PARIMO, parimoaktual.com Dinas Pendidikan dan Kebudayaan (Disdikbud) Kabupaten Parigi Moutong (Parimo) menegaskan akan memberikan penilaian Sasaran Kinerja Pegawai (SKP) di bawah ekspektasi kepada kepala satuan pendidikan yang tidak memperbaiki dan menyelesaikan laporan pertanggungjawaban (LPJ) pengelolaan Dana Bantuan Operasional Sekolah (BOS).

Penegasan tersebut disampaikan Plt Kepala Disdikbud Parimo, Sunarti, saat membuka kegiatan Bimbingan Teknis (Bimtek) penyusunan Rencana Kegiatan dan Anggaran Sekolah (RKAS) serta sosialisasi petunjuk teknis (juknis) Dana BOS yang digelar di Aula Disdikbud Parimo.

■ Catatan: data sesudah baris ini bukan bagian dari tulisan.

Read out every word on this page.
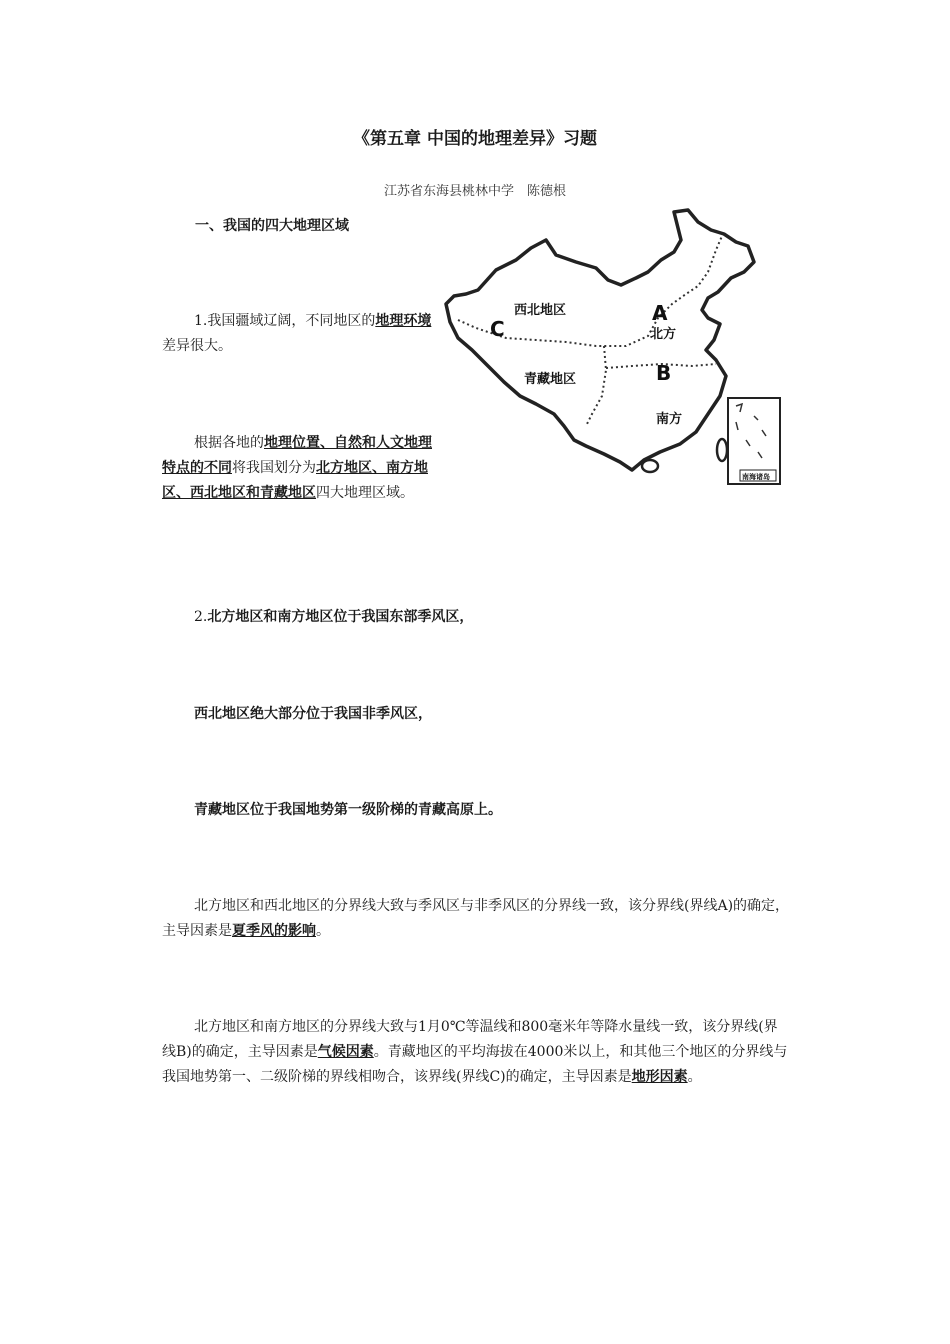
《第五章 中国的地理差异》习题
江苏省东海县桃林中学　陈德根
一、我国的四大地理区域
西北地区
青藏地区
北方
南方
A
B
C
南海诸岛
1.我国疆域辽阔，不同地区的地理环境差异很大。
根据各地的地理位置、自然和人文地理特点的不同将我国划分为北方地区、南方地区、西北地区和青藏地区四大地理区域。
2.北方地区和南方地区位于我国东部季风区，
西北地区绝大部分位于我国非季风区，
青藏地区位于我国地势第一级阶梯的青藏高原上。
北方地区和西北地区的分界线大致与季风区与非季风区的分界线一致，该分界线(界线A)的确定，主导因素是夏季风的影响。
北方地区和南方地区的分界线大致与1月0℃等温线和800毫米年等降水量线一致，该分界线(界线B)的确定，主导因素是气候因素。青藏地区的平均海拔在4000米以上，和其他三个地区的分界线与我国地势第一、二级阶梯的界线相吻合，该界线(界线C)的确定，主导因素是地形因素。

“Ini harus menjadi perhatian bersama, karena sudah ada kepala sekolah yang mendapatkan penilaian SKP di bawah ekspektasi akibat tidak menyelesaikan laporan pengelolaan dana BOS,” ujar Sunarti, Rabu, (4/3/2026).

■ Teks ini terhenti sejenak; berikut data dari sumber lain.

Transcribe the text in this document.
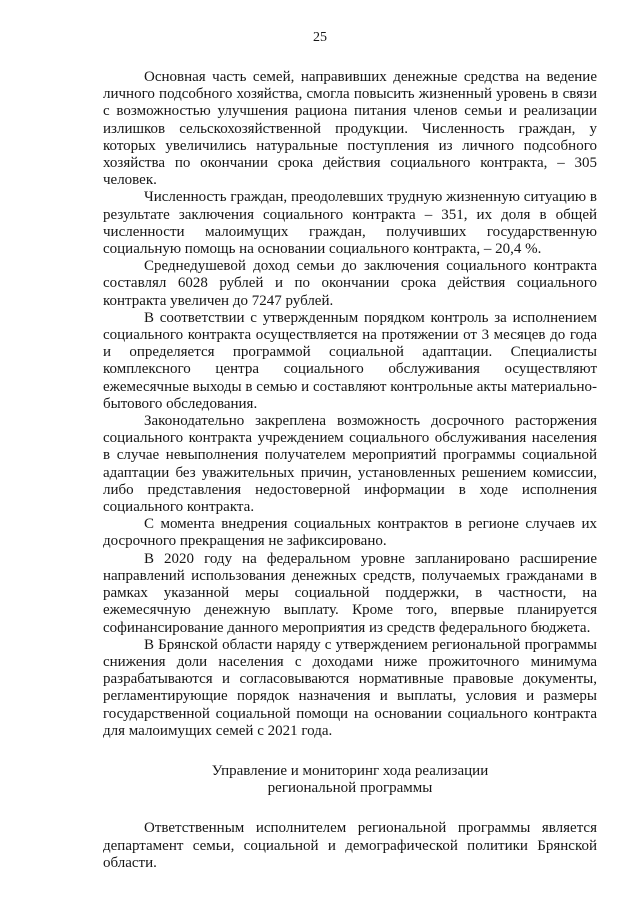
25

Основная часть семей, направивших денежные средства на ведение личного подсобного хозяйства, смогла повысить жизненный уровень в связи с возможностью улучшения рациона питания членов семьи и реализации излишков сельскохозяйственной продукции. Численность граждан, у которых увеличились натуральные поступления из личного подсобного хозяйства по окончании срока действия социального контракта, – 305 человек.

Численность граждан, преодолевших трудную жизненную ситуацию в результате заключения социального контракта – 351, их доля в общей численности малоимущих граждан, получивших государственную социальную помощь на основании социального контракта, – 20,4 %.

Среднедушевой доход семьи до заключения социального контракта составлял 6028 рублей и по окончании срока действия социального контракта увеличен до 7247 рублей.

В соответствии с утвержденным порядком контроль за исполнением социального контракта осуществляется на протяжении от 3 месяцев до года и определяется программой социальной адаптации. Специалисты комплексного центра социального обслуживания осуществляют ежемесячные выходы в семью и составляют контрольные акты материально-бытового обследования.

Законодательно закреплена возможность досрочного расторжения социального контракта учреждением социального обслуживания населения в случае невыполнения получателем мероприятий программы социальной адаптации без уважительных причин, установленных решением комиссии, либо представления недостоверной информации в ходе исполнения социального контракта.

С момента внедрения социальных контрактов в регионе случаев их досрочного прекращения не зафиксировано.

В 2020 году на федеральном уровне запланировано расширение направлений использования денежных средств, получаемых гражданами в рамках указанной меры социальной поддержки, в частности, на ежемесячную денежную выплату. Кроме того, впервые планируется софинансирование данного мероприятия из средств федерального бюджета.

В Брянской области наряду с утверждением региональной программы снижения доли населения с доходами ниже прожиточного минимума разрабатываются и согласовываются нормативные правовые документы, регламентирующие порядок назначения и выплаты, условия и размеры государственной социальной помощи на основании социального контракта для малоимущих семей с 2021 года.

Управление и мониторинг хода реализации
региональной программы

Ответственным исполнителем региональной программы является департамент семьи, социальной и демографической политики Брянской области.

Ia menjelaskan, pemberian nilai SKP di bawah ekspektasi memiliki dasar yang jelas, salah satunya karena ketidakpatuhan kepala satuan pendidikan dalam menyampaikan LPJ pengelolaan keuangan Dana BOS meskipun telah beberapa kali diberikan teguran oleh pihak dinas.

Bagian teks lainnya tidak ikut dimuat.